WHAT IS A MOTION FOR RELIEF?
A motion for relief is a creditor’s way to ask the court for permission to foreclose on a house or repossess a car.
In most cases, only a mortgage lender or a car lender can bring a motion for relief. The court usually hears the motion approximately one month after the creditor files the motion.
The judge generally grants the motion on the hearing date, which allows the creditor to restart the foreclosure process, or repossess the car.
WHEN AND WHY DO CREDITOR’S MAKE MOTIONS FOR RELIEF?
The most common reason for a creditor to make a motion for relief is that the debtor has filed bankruptcy and does not want to use the bankruptcy to keep a house or car.
The bankruptcy petition tells creditors which property with secured loans against it, such as car loans and mortgages, the debtor wants to pay for and keep, and which ones the debtor wants to surrender and discharge.
If you want to keep a piece of property with a secured loan against it, then you must keep paying the loan. If you continue making the normal payments, the creditor won’t make a motion for relief, and won’t foreclose or repossess.
If the debtor isn’t making payments on one of the loans, then the creditor might decide to make a motion for relief. The benefit of this motion to the creditor is that the creditor can take back the collateral (the house or the car) more quickly than just waiting for the bankruptcy to end.

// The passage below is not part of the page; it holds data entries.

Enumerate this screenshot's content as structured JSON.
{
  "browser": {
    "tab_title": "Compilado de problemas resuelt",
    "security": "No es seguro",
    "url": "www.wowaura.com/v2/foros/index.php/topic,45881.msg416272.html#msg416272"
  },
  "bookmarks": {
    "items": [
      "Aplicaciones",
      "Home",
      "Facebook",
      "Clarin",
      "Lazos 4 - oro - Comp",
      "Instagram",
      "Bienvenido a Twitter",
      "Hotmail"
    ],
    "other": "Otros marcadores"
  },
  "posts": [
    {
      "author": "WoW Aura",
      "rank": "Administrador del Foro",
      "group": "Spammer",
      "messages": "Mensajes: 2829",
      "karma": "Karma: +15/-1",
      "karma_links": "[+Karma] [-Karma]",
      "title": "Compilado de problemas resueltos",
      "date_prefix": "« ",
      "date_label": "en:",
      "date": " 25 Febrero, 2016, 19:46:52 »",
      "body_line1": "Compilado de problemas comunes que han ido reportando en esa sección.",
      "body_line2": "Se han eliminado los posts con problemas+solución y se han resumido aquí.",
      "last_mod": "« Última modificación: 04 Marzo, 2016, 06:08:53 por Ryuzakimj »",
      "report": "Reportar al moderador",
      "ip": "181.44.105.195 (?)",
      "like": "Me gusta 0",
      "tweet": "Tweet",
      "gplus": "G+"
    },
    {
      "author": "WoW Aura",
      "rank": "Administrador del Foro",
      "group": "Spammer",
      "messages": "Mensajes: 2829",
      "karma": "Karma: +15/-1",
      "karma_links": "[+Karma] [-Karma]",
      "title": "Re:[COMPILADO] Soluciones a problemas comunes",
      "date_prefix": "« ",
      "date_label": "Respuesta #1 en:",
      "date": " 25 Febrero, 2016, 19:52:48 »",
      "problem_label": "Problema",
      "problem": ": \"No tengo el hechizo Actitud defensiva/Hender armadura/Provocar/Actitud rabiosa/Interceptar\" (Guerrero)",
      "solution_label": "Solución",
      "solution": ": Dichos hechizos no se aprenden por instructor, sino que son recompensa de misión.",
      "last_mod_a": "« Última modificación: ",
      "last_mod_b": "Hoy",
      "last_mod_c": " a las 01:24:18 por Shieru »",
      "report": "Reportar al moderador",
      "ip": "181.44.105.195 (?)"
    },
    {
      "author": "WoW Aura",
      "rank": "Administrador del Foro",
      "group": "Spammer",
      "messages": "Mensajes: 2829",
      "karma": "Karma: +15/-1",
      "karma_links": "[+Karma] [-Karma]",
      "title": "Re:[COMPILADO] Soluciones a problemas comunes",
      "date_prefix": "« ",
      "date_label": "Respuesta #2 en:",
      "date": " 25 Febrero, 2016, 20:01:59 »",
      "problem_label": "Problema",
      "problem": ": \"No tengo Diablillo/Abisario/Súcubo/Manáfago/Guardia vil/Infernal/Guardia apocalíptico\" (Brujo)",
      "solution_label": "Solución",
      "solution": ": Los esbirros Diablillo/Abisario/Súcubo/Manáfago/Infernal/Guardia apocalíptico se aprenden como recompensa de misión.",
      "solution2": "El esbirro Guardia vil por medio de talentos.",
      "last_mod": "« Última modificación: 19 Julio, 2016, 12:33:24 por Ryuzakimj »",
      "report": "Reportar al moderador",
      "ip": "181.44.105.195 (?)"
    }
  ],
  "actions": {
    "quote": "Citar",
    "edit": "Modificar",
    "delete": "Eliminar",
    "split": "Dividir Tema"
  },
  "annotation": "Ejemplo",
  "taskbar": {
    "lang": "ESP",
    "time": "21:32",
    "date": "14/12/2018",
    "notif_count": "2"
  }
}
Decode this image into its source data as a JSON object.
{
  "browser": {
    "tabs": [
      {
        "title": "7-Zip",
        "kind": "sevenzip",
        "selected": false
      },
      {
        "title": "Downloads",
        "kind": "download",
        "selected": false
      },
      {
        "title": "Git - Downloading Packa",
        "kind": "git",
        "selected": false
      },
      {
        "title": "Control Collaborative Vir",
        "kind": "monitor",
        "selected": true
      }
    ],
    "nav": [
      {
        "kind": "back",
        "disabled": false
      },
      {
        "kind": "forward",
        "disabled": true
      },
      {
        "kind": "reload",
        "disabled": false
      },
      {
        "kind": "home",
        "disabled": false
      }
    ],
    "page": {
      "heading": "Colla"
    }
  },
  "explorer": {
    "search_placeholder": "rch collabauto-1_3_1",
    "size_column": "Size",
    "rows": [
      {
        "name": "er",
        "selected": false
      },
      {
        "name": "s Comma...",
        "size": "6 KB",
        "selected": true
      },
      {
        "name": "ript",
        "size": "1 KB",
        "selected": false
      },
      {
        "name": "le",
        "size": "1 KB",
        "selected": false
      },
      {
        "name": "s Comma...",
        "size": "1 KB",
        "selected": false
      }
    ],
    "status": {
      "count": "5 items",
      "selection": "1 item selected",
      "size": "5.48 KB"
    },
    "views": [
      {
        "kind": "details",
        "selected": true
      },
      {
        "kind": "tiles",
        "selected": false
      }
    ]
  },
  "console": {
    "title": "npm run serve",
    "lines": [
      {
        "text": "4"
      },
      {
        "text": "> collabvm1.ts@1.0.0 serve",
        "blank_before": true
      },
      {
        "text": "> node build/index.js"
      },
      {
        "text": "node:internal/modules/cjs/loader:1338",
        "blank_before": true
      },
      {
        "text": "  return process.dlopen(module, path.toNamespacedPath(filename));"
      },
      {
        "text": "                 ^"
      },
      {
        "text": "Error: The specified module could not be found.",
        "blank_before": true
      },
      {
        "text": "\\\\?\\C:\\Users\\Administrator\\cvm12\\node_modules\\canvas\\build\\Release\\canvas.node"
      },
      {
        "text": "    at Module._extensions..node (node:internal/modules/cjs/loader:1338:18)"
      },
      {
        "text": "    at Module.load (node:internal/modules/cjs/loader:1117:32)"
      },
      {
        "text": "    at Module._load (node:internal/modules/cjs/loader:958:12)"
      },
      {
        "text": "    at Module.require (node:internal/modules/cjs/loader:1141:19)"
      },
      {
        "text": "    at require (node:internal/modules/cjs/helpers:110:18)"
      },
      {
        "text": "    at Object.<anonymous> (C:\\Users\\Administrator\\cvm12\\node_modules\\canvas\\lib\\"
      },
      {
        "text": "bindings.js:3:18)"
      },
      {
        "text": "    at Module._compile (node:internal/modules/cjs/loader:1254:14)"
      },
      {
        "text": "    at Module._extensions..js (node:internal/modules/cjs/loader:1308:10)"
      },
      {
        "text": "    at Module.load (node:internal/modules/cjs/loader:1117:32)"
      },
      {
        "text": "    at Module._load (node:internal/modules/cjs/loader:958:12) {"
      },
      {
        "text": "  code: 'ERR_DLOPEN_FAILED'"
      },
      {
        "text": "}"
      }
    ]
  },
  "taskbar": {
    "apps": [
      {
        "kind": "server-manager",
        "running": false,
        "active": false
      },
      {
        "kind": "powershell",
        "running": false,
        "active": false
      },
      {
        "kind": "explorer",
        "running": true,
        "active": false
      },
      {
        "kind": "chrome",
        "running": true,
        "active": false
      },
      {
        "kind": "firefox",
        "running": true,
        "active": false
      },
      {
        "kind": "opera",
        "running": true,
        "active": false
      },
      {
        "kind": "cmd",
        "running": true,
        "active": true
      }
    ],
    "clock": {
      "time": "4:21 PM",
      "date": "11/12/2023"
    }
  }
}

Since a Chapter 7 Bankruptcy only takes three months, the motion only gives the creditor two extra months in a Chapter 7 (the motion takes one month to resolve), but a Chapter 13 Bankruptcy can take up to 5 years.
Most secured lenders in Chapter 7 don’t file motions for relief, they usually prefer to wait the three months and foreclose or repossess after the bankruptcy case is discharged.
This is because there are additional attorney’s fees and complications to filing these motions, and foreclosing 2 months sooner is generally not worth very much to the creditor.
WHAT SHOULD I DO IF ONE OF MY CREDITORS MAKES A MOTION FOR RELIEF?
The first thing to do is to think about whether you want to keep the collateral (the house or the car). If you want to surrender the house or car, then you don’t need to do anything.
The creditor will win the motion by default and the court will give them permission to start foreclosure or repossession. In the case of a foreclosure, you still get the 6-weeks notice before a sheriff’s sale and the 6-month redemption period after the sheriff’s sale.
In the case of a car repossession, the creditor can send the repo man to take the car as soon as the judge grants the motion for relief.
Conclusion
If you want to keep the collateral, then you should talk with your attorney about catching up on the loan payments, and possibly making a payment arrangement.
Creditors don’t want to foreclose on your property, they are not in the business of selling houses and cars, they would prefer that you make the normal payments and keep the property.
If a creditor files a motion for relief when you are current on the loan, then you should contact your attorney immediately, because the creditor might have made a mistake.